President Barack Obama and I have one thing in common shared by few Americans: we were brought up by at least one parent — biological or step is irrelevant — who was born and raised in an Islamic milieu. Intimately aware of the inevitable effects of this, I must question Obama’s sincerity in his approach to the Islamic world.
While I was born and raised in the U.S., my parents were born and raised in Egypt. Even though they were Christians (Copts), it was only natural that they would adopt an “Islamicate” worldview, that is, a worldview based on Islamic culture and society, though obviously not Islamic dogma. As a result, while I share and appreciate the Western worldview, so too am I intimately acquainted with the Islamic world’s weltanschauung.
This is a worldview typified by cynicism and stoicism: a belief that humanity is intrinsically opportunistic, selfish, and warlike; that might not only makes right, but almost should; that those in the right do not apologize or appease, but rather assert; a survival-of-the-fittest mentality; and, above all, sheer contempt for perceived weakness and equivocation, or, in Islamic parlance, emasculate behavior. Let’s call this a worldview based on “primordial politics.”
Anyone who has spent time in the Islamic world or held sincere conversations with people from there — Muslim or Christian makes no difference — will know this to be true. In short, the worldview of the average person from the Islamic world is the antithesis of the postmodern, “therapeutic” worldview of the liberal West, where “feelings,” “mutual respect,” “toleration,” and the ability to “express oneself” are paramount. This is only natural: people bred in harsh environments (e.g., the vast majority of the Islamic world) are not impressed by soft or sublime words.

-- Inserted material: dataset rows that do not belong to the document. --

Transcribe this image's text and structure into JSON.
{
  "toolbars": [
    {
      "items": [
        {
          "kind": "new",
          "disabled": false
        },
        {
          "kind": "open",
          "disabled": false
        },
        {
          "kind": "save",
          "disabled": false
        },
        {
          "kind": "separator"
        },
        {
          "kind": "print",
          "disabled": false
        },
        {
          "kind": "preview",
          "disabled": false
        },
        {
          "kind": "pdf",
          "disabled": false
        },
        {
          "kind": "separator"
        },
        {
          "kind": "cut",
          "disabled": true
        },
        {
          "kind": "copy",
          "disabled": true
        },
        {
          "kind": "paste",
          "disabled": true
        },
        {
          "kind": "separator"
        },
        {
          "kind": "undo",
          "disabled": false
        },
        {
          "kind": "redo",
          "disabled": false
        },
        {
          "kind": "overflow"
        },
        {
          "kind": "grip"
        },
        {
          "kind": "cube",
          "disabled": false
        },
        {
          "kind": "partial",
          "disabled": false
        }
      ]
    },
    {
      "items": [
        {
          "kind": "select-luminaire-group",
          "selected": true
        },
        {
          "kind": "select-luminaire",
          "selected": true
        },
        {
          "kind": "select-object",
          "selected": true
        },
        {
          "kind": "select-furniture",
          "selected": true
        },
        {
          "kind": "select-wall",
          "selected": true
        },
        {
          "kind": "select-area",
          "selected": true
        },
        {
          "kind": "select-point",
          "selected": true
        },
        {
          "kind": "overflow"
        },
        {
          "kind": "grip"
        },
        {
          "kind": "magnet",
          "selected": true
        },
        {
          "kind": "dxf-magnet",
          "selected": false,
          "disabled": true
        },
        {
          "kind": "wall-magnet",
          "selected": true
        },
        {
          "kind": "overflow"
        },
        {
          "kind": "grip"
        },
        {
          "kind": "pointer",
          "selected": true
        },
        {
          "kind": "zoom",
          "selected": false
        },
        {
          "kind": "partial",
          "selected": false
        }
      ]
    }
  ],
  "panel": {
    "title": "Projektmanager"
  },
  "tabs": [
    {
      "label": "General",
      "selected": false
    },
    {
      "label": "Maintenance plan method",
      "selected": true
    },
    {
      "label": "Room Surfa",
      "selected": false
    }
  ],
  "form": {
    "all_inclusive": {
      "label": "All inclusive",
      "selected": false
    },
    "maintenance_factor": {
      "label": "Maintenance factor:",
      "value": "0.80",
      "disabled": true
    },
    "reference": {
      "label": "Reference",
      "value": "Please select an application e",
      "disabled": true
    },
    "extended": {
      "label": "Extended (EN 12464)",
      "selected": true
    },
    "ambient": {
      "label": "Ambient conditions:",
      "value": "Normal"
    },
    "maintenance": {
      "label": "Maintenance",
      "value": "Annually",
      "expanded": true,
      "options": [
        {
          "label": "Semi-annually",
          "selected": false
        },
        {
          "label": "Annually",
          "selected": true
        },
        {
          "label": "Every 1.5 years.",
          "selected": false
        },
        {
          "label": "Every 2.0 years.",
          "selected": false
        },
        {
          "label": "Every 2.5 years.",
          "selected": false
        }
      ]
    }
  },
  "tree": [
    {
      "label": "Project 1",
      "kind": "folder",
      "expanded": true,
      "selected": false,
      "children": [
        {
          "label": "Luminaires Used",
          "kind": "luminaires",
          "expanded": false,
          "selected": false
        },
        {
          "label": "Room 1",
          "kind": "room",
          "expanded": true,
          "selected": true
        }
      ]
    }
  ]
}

It bears repeating that these qualities are not so much due to Islam per se; rather, they have an ancient lineage and have permeated almost every major civilization, including the West (e.g., the “neocons”). It is the postmodern, liberal worldview that is aberrant to human history, that is a dot in a long continuum of realpolitik. Living and dying in the height of our era — human lives are so short — it is easy to overlook the evanescence of this epistemology.
Islamic civilization, on the other hand, whose essence is trapped in the medieval era (thanks primarily to the concept of sunna), is by far the staunchest champion of primordial politics.
Here, then, is the problem: If I and countless other second-generationers are intimately (if not instinctually) aware of the aforementioned worldview by simply having parents from the Islamic world, surely Barack Hussein Obama — who, atop that, spent a major chunk of his youth in the Islamic world (Indonesia), being raised by a Muslim stepfather — is also aware of the predominance of this worldview. This is especially the case since almost everyone — friend or foe — makes it a point to say that Obama is a very “insightful” man, “in tune” with the rest of the world.
Thus he of all American leaders should know that the sort of idealistic, “feel-good” talk of mutual respect (i.e., appeasement), such as he often gives, while moving to his constituency, will have little effect on the people of the Islamic world — except, perhaps, to breed more contempt for the American “paper tiger,” Osama bin Laden’s appellation for the U.S. during Clinton’s era. So why does Obama do it? Indeed, why does he do so more than other Western leaders (whose naivety is somewhat justified in that they do not have the insights afforded by his background)?
This reminds one of Islamist tactics. Al-Qaeda, for instance, which is well acquainted with both the Western and Islamic worldviews, has made it a point to speak a “language” that Westerners understand (mutual respect, justice, tolerance, etc.) and another that Muslims understand (jihad, honor, conquest) — both diametrically opposed. The purpose, of course, is to buy the Islamic world time to grow stronger and receive concessions, while lulling the West into thinking that all conflict will end with just a bit more respect and appeasement for Muslims — concepts alien to the Islamic worldview, where respect and appeasement are articulated solely through an Islamic paradigm, i.e., non-Muslims (infidels) get neither.
Obama achieves the same end by doing the opposite: he speaks to Muslims in a language which only Westerners appreciate but which the majority of Muslims scoff at. In both cases — whether the fine platitudes come from Osama or Obama — only Americans are being deceived into thinking peace is a matter of “winning hearts and minds.”
Prior to the election, many hailed Obama’s Muslim roots, his “otherness,” as strategic to endearing the Muslim world to the U.S. In fact, his unique ability to appreciate the Islamic world’s epistemology — his experiences, not his name — was the real bonus. Unfortunately, not only is he not making use of this advantage; he is spearheading the reverse — apologies, concessions, and soft talk — all which will inevitably promote an even more assertive Muslim response. Yet he of all American presidents should — indeed, does — know better.
Raymond Ibrahim is the associate director of the Middle East Forum and the author of The Al Qaeda Reader, translations of religious texts and propaganda.